In paricular, $$\P\left[E(0, t)\right] = 1$$ for every $$t \gt 0$$, so with probability 1, $$\bs{X}$$ has a zero in $$(0, t)$$. Actually, we can say a bit more:

For $$t \gt 0$$, $$\bs{X}$$ has infinitely many zeros in $$(0, t)$$ with probability 1.

Proof:

The event that $$\bs{X}$$ has infinitely many zeros in $$(0, t)$$ is $$\bigcap_{n=1}^\infty E(0, t / n)$$. The intersection of a countable collection of events with probability 1 still has probability 1.

The last result is further evidence of the very strange and irregular behavior of Brownian motion. Note also that $$\P\left[E(s, t)\right]$$ depends only on the ratio $$s / t$$. Thus, $$\P\left[E(s, t)\right] = \P\left[E(1 / t, 1 / s)\right]$$ and $$\P\left[E(s, t)\right] = \P\left[E(c s, c t)\right]$$ for every $$c \gt 0$$. So, for example the probability of at least one zero in the interval $$(2, 5)$$ is the same as the probability of at least one zero in $$(1/5, 1/2)$$, the same as the probability of at least one zero in $$(6, 15)$$, and the same as the probability of at least one zero in $$(200, 500)$$.

For $$t \gt 0$$, let $$Z_t$$ denote the time of the last zero of $$\bs{X}$$ before time $$t$$. That is, $$Z_t = \max\left\{s \in [0, t]: X_s = 0\right\}$$. Then $$Z_t$$ has the arcsine distribution with parameter $$t$$. The distribution function $$H_t$$ and the probability density function $$h_t$$ are given by \begin{align} H_t(s) & = \frac{2}{\pi} \arcsin\left(\sqrt{\frac{s}{t}}\right), \quad 0 \le s \le t \\ h_t(s) & = \frac{1}{\pi \sqrt{s (t - s)}}, \quad 0 \lt s \lt t \end{align}

Proof:

For $$0 \le s \lt t$$, the event $$Z_t \le s$$ is the same as $$\lef[E(s, t)\right]^c$$, that there are no zeros in the interval $$(s, t)$$. Hence the formula for $$H_t$$ follows from the result above.
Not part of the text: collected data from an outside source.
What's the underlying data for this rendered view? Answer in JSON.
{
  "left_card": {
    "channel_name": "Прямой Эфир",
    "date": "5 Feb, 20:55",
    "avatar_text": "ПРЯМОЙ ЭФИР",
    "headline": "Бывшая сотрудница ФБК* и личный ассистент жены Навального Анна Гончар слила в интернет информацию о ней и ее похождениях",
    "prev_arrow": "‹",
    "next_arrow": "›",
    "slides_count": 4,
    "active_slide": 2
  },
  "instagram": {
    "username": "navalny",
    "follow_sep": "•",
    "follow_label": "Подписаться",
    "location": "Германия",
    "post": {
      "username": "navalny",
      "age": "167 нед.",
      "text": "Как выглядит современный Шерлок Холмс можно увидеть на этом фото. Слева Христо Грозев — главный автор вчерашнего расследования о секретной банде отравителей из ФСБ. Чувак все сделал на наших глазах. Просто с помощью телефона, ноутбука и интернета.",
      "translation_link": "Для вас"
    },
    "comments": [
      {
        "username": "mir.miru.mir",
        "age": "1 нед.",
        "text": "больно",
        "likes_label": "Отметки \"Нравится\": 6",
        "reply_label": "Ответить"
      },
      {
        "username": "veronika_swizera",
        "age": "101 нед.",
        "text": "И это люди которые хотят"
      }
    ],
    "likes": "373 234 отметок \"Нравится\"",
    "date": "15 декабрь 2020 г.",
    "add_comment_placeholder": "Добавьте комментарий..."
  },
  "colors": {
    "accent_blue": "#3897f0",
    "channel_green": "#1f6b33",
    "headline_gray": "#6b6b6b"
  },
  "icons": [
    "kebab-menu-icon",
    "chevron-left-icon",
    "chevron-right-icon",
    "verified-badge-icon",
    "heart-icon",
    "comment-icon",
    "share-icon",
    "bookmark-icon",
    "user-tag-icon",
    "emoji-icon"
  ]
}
Taking the derivative of $$H_t$$ and simplifying gives the formula for $$h_t$$.

The density function of $$Z_t$$ is $$u$$-shaped and symmetric about the midpoint $$t / 2$$, so the points with the largest density are those near the endpoints 0 and $$t$$, a surprising result at first. The arcsine distribution is studied in more detail in the chapter on special distributions.

The mean and variance of $$Z_t$$ are

1. $$\E(Z_t) = t / 2$$
2. $$\E(Z_t) = t^2 / 8$$
Proof:

These are standard results for the arcsine distribution. That the mean is the midpoint $$t/2$$ also follows from symmetry, of course.

In the simulation of standard Brownian motion, select the last zero variable. Vary the parameter $$t$$ and note the shape of the probability density function and the size and location of the mean-standard deviation bar. For selected values of $$t$$ run the simulation is single step mode a few times and note the position of the last zero. Finally, run the simulation 1000 times and compare the empirical density function and moments to the true probability density function and moments.

Open the special distribution simulator and select the arcsine distribution. Vary the parameters and note the shape and location of the probability density function and the size and location of the mean-standard deviation bar. For selected values of the parameters, run the simulation 1000 times and compare the empirical density function and moments to the true density function and moments.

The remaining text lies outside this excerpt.